The general who directed the air war in the waning days of Vietnam is due to have his former rank reinstated by the Air Force, nearly 40 years after he left the service in disgrace over allegations that he ignored rules of engagement and led his subordinates in a cover up.
In an Aug. 4 statement, the Pentagon said that President Obama had posthumously nominated Maj. Gen. John D. Lavelle to the rank of general after the Air Force Board for the Correction of Military Records found the former commander of the 7th Air Force had rightfully executed his orders and had not participated in falsifying records.
"Further, the Air Force Board for Correction of Military Records found no evidence Lavelle caused, either directly or indirectly, the falsification of records, or that he was even aware of their existence."
Lavelle died in 1979.
Lavelle had been demoted to major general in October 1972 after weeks of congressional hearings over allegations that he had ordered pilots under his command to ignore rules of engagement that restricted jets from bombing targets unless they were shot at.
An enlisted intelligence Airman alleged he was instructed to falsify reports claiming pilots had been engaged and were exercising "protective reaction" when bombing airfields, military trucks and surface-to-air missile radars. The intelligence specialist, Sgt. Lonnie Franks, sent a letter outlining his allegations to Sen. Harold Hughes, D-Iowa, then a member of the Senate Armed Services Committee, who launched an investigation and congressional hearings into the matter.
A media firestorm erupted during the hearings with major news outlets such as Time and Newsweek claiming Lavelle was waging a "private war" by defying White House restrictions on the air campaign and ordering his subordinates to falsify reports bolstering his actions.
But after audio recordings of conversations between President Nixon and members of his White House staff were declassified in 2007, demonstrating the president had authorized the general's actions, Lavelle's family petitioned the Air Force to review his demotion, said Air Force spokeswoman Beth Gosselin. In 2009 the Air Force BCMR found that Lavelle's retirement grade was the result of "incomplete records," Gosselin said.
Lavelle took command of the 7th Air Force in 1972 after a career that included almost 80 combat missions flying P-47s during World War II. During his command of the air war in Vietnam, planes were not allowed to bomb targets in North Vietnam unless they were shot at by that target, documents show.
But North Vietnam had recently fielded networked air defense systems that allowed disparate radars to guide anti-aircraft missiles into their targets, forcing Lavelle to "liberally interpret" the rules of engagement to defend his pilots and crew.
"Gen.

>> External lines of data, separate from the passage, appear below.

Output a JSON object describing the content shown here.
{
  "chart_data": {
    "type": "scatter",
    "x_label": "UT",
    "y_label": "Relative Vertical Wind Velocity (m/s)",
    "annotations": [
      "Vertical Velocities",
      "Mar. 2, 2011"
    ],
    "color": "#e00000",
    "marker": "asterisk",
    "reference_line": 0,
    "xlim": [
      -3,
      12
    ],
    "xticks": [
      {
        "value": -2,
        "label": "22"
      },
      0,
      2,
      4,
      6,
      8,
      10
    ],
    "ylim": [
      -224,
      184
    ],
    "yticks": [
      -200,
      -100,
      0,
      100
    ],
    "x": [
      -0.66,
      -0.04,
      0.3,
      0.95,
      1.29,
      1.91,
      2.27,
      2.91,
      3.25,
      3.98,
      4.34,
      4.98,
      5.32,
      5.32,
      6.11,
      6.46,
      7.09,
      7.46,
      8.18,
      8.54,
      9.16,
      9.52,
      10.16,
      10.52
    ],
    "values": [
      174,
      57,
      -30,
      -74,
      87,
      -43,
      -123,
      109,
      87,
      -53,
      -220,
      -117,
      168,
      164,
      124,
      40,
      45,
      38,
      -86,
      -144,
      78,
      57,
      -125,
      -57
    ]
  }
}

Lavelle, while conceding that the intent of the protective reaction principle required that a U.S. aircraft be at least tracked before reaction was warranted, believed that his strikes were justified under a liberal interpretation of the rules of engagement," an official congressional summary of the investigation concluded. "While admitting that the rules were specific, Gen. Lavelle stated that he believed they allowed some interpretation of judgment factor on the part of the commander."
Air Force spokeswoman Gosselin said that rules at the time allowed Lavelle to receive retirement pay as an O-10, but that the president's re-nomination four decades later was a way of "letting the family know that this [demotion] needed to be corrected."